Habibi is easily the thickest graphic novel I’ve ever read. The blurbs on the back of this 670-page hardcover do a pretty good job summarizing some of my impressions. A ‘Orientalist fairy tale.’ ‘A modern Dickensian saga.’ ‘A parable about the divide between the first and third worlds.’ If any of that sounds interesting to you I’d say Habibi might be worth trying.
Here are some of my other thoughts:
Despite the book’s length, it is not a dense or a difficult read. In fact the story flies by, flitting between time jumps and Biblical allegories. If anything, I lingered on pages to savor the beautiful art. Craig Thompson fills each page with sinuous, flowing inks or intricately tight hand-drawn patterns. On an art level, the book is truly a black-and-white masterpiece.
Mostly, we’re following the story of a beautiful young Arabian woman, Dodola, and a younger African slave, Zam, that she takes in and cares for. Both Dodola and Zam have brutal backstories. They’ve both been born into impoverished, third-world cultures that marginalize women and blacks. They essentially have no one else in the world to care for them, and after Dodola escapes from a slave market with Zam, they become each others’ only family. Mother and son. Sister and brother. As Zam reaches puberty, his feelings toward Dodola grow more complicated, and that is the catalyst for the major conflict of the story. That and Zam’s discovery that Dodola has resorted to prostitution to bring them food.
The story is definitely not afraid to ‘go there’ when it shows the readers the brutality of Dodola and Zam’s world. In the first few pages, we are shown the aftermath of the consummation of a child-bride’s marriage. Then we’re seeing white slavery, a medieval attempt at abortion, rape, castration, infanticide, and a harem where women are callously murdered once they’ve lost the interest of the Sultan. Later in the book, Thompson spends a chapter explaining the horrors inflicted on a shantytown when their water supply is tainted by industrial pollution, sewage run-off, and even floating corpses.
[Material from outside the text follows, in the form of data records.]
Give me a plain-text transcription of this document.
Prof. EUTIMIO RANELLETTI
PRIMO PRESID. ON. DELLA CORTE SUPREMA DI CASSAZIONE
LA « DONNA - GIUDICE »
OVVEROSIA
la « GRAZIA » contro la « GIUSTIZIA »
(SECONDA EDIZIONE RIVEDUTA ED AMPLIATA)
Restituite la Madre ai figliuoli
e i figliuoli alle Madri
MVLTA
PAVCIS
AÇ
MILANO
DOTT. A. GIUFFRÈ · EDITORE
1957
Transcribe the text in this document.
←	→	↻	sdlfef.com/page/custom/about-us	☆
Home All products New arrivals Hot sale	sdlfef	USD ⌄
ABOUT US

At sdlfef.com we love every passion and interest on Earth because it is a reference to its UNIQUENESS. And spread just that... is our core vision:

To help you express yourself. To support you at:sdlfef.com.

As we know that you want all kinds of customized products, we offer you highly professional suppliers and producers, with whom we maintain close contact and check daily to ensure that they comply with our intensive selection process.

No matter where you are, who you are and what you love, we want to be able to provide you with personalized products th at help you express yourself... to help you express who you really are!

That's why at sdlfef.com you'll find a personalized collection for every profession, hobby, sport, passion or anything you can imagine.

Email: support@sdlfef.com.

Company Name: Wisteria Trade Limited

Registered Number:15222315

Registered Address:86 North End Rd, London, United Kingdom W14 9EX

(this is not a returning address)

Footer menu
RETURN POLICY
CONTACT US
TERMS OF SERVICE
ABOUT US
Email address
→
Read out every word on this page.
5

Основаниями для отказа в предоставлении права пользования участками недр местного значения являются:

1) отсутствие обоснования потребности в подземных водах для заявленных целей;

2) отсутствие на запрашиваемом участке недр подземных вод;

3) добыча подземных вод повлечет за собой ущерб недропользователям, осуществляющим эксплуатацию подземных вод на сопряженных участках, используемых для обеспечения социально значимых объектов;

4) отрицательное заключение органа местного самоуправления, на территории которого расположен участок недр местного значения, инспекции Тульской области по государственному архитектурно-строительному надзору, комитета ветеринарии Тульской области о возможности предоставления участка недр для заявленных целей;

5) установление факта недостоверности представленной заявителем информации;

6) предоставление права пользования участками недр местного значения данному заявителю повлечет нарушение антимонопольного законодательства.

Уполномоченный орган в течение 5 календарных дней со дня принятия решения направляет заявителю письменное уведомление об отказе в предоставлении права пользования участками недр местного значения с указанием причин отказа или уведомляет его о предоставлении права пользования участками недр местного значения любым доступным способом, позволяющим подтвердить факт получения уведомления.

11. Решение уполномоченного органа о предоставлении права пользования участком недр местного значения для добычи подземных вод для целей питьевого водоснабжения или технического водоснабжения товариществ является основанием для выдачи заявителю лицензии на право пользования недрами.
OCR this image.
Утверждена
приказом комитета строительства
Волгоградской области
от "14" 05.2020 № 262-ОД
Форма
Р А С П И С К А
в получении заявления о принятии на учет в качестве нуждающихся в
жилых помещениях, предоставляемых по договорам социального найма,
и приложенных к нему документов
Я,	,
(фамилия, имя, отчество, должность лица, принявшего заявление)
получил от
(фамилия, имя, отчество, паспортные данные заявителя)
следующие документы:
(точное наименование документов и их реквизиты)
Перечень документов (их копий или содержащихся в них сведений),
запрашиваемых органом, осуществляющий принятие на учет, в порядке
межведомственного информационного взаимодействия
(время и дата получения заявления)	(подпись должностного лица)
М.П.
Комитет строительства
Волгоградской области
Apparently Thompson chose to set Habibi in an anachronistic, allegorical sort of Arabian world, where skyscrapers and Western tourist co-exist with slave markets straight out of Roots or Game of Thrones. This to me was one of my biggest disconnects from the story. “Wait, was that guy driving a motorcycle? Now he’s throat slit by a nomadic tribesman?” I felt like it cartoonized the book’s depiction of the third-world. Surely there’s enough going on there to be frustrated or shocked by, without adding halberd-bearing assassins or pedophiliac slave traders.
But there are other parts of the book where its epic, allegorical vibe works well, especially when Thompson digresses into explorations of Arabic calligraphy, geometry, and ancient science. I found a lot of this stuff fascinating, in a numerology/astrology sort of way. And it’s always cool when comic artists find ways to work visual concepts or symbolism into their storytelling.
Overall, Habibi is a magnetic, beautiful, if sometimes confusing experience. The strong arc of Dodola and Zam’s relationship throughout the book (and as they come of age) helps to keep the story on track. I haven’t read Craig Thompson’s other graphic novel ’Blankets,’ but I’m looking forward to checking it out in the near future.